Fig. 6.. Pharmacologic up-regulation of autophagy in TKO HSCs improves differentiation and suppresses pathologic self-renewal.

(A) Representative LC3II flow cytometry histograms and LC3II MFI quantification of WT and TKO HSCs on the right. After starvation, cells were either not treated (NT, PBS only) or treated with rapamycin (RAPA). (B) Quantification of GEMM colonies formed by WT and TKO BM cells in methylcellulose upon rapamycin (RAPA; 20 ng/ml) or metformin (MET; 50 mM) treatment (N = 4 per group). NT, no drug treatment (PBS only). (C) Experimental design of noncompetitive BMT with in vivo treatment with RAPA or MET (created with Biorender.com). At each time point, at least five animals per treatment group were analyzed. (D) Absolute numbers of donor-derived WT (N = 8) or TKO (N = 5 per group) LT-HSC and ST-HSC after 8 weeks of treatment. (E) Representative flow cytometry plots and (F) quantification of the number of donor-derived FLK2⁺ LSK cells in the BM after 8 weeks of in vivo treatment with rapamycin (RAPA; 15 mg/ml) or metformin (MET; 5 mg/ml). (A and D to F) Immunophenotypic populations were defined as follows: Flk2⁺LSK, Lin⁻Sca1⁺cKit⁺Flk2⁺; HSCs, Lin⁻Sca1⁺cKit⁺Flk2⁻CD48⁻; ST-HSCs, Lin⁻Sca1⁺cKit⁺Flk2⁻CD48⁻CD150⁻; and LT-HSCs, Lin⁻Sca1⁺cKit⁺Flk2⁻CD48⁻CD150⁺. Significance was determined using t test (D and F) or one-way ANOVA with Tukey’s multiple comparisons test (B). *P ≤ 0.05, **P ≤ 0.01, and ***P ≤ 0.001.

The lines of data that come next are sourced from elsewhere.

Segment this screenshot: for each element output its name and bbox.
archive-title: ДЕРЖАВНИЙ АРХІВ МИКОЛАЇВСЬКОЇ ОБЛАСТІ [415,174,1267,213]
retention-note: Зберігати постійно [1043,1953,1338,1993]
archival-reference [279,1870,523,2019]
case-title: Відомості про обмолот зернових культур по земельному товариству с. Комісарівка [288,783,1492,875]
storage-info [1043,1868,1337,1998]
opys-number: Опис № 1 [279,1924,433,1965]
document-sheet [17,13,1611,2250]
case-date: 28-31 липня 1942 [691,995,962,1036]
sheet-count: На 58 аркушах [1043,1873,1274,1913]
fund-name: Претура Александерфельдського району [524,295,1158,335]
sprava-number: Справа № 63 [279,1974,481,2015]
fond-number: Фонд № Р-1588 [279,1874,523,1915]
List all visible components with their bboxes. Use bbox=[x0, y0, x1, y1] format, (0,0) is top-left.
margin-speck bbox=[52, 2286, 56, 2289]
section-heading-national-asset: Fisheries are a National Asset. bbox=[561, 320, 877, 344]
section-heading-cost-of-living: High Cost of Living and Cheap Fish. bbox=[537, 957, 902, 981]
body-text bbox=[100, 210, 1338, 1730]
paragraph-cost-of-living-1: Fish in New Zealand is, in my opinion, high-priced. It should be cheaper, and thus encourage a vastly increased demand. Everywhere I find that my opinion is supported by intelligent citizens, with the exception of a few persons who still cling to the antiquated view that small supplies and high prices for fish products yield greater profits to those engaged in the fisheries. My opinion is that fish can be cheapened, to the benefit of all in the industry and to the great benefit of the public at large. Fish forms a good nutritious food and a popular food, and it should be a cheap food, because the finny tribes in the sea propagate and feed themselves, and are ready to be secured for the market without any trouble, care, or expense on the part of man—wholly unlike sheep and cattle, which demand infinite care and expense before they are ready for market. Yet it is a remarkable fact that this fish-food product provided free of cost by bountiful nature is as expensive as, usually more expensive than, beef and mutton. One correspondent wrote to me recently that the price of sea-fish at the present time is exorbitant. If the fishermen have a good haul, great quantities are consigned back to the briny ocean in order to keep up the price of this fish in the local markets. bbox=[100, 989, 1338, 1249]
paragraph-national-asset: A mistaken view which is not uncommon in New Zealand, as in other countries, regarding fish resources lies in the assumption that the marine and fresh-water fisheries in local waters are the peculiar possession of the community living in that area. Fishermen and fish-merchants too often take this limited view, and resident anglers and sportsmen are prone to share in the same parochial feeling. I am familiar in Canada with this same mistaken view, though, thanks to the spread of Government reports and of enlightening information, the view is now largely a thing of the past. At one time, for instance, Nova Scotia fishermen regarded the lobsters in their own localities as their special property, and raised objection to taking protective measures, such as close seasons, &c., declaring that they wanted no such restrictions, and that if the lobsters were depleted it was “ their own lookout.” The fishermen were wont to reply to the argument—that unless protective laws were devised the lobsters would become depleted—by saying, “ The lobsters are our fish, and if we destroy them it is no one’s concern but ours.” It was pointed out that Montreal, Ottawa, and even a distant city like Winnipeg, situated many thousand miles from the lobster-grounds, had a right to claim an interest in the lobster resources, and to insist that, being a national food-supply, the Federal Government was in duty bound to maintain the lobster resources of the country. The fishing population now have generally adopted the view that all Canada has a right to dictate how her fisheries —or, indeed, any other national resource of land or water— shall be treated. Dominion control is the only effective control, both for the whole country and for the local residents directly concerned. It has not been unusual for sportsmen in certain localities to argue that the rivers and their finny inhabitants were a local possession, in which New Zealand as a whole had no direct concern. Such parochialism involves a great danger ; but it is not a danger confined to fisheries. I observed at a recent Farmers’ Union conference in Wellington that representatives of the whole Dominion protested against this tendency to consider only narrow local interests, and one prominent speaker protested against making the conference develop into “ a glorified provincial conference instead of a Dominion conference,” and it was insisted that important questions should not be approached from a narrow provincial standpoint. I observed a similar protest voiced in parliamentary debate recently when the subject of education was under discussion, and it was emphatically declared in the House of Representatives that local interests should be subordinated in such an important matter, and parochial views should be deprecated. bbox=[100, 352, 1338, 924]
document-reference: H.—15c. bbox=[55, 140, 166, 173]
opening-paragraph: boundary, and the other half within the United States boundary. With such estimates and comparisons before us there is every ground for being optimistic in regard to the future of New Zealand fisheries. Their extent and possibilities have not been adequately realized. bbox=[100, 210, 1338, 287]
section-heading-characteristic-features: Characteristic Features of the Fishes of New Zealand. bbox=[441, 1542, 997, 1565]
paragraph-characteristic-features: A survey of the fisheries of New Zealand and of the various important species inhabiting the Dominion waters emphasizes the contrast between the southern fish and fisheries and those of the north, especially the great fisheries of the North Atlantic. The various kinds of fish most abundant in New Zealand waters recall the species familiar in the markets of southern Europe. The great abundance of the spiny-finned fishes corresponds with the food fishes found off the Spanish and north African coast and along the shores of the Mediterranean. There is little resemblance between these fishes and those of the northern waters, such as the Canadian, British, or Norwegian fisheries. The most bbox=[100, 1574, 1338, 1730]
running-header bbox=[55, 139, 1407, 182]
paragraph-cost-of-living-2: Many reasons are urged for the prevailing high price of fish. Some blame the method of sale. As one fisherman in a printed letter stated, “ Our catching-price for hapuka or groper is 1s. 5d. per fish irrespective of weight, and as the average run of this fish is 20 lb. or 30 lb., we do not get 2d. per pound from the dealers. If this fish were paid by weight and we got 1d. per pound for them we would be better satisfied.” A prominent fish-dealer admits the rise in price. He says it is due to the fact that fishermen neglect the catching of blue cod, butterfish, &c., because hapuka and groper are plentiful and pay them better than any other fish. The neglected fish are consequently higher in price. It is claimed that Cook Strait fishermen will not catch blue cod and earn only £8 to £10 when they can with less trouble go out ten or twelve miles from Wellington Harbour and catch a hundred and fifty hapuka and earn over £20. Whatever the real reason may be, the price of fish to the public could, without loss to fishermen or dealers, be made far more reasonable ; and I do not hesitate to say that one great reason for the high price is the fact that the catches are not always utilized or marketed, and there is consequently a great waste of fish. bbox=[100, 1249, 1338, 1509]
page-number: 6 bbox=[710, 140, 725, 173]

Fig. 7.. Human MDS stem cells have abnormal autophagic degradation.

(A) Representative patient sample flow cytometry plots gated on Lin⁻ normal BM (NBM) and MDS BM. (B and C) Representative flow cytometry histograms and quantification of the MFI of (B) LC3 and (C) P62 (N_NBM = 3 and N_MDS = 6) in patient samples gated on the CD45Ra⁻CD123⁻ HSC population. (A to C) The experiment was performed three times with a total of NBM equal to 9 samples and 11 different MDS BM samples. (D) Representative electron microscopy images of autophagic vesicles from sorted CD34⁺ cells of NBM and MDS patient samples. (E and F) Quantification of the (E) area of autophagic vesicles (N_NBM = 92 and N_MDS = 143) and (F) ratio of total area of autophagic vesicles to area of the cytoplasm per cell in NBM versus MDS CD34⁺ cells (N_NBM = 15 and N_MDS = 18). (D to F) Analyzed images are from three different BM controls and three different patients with MDS. Significance was determined using Welsh’s t test *P ≤ 0.05 and ***P ≤ 0.001. (G) Current model: Under low cytokine and serum conditions, a functional PI3K/AKT pathway maintains autophagic degradation and supports functional HSCs. Inactivation of PI3K compromises autophagic degradation, leading to decreased HSC differentiation and MDS initiation. However, pharmacologic autophagy induction can bypass compromised PI3K/AKT activity, improving autophagic degradation and restoring HSC differentiation (image created with Biorender.com).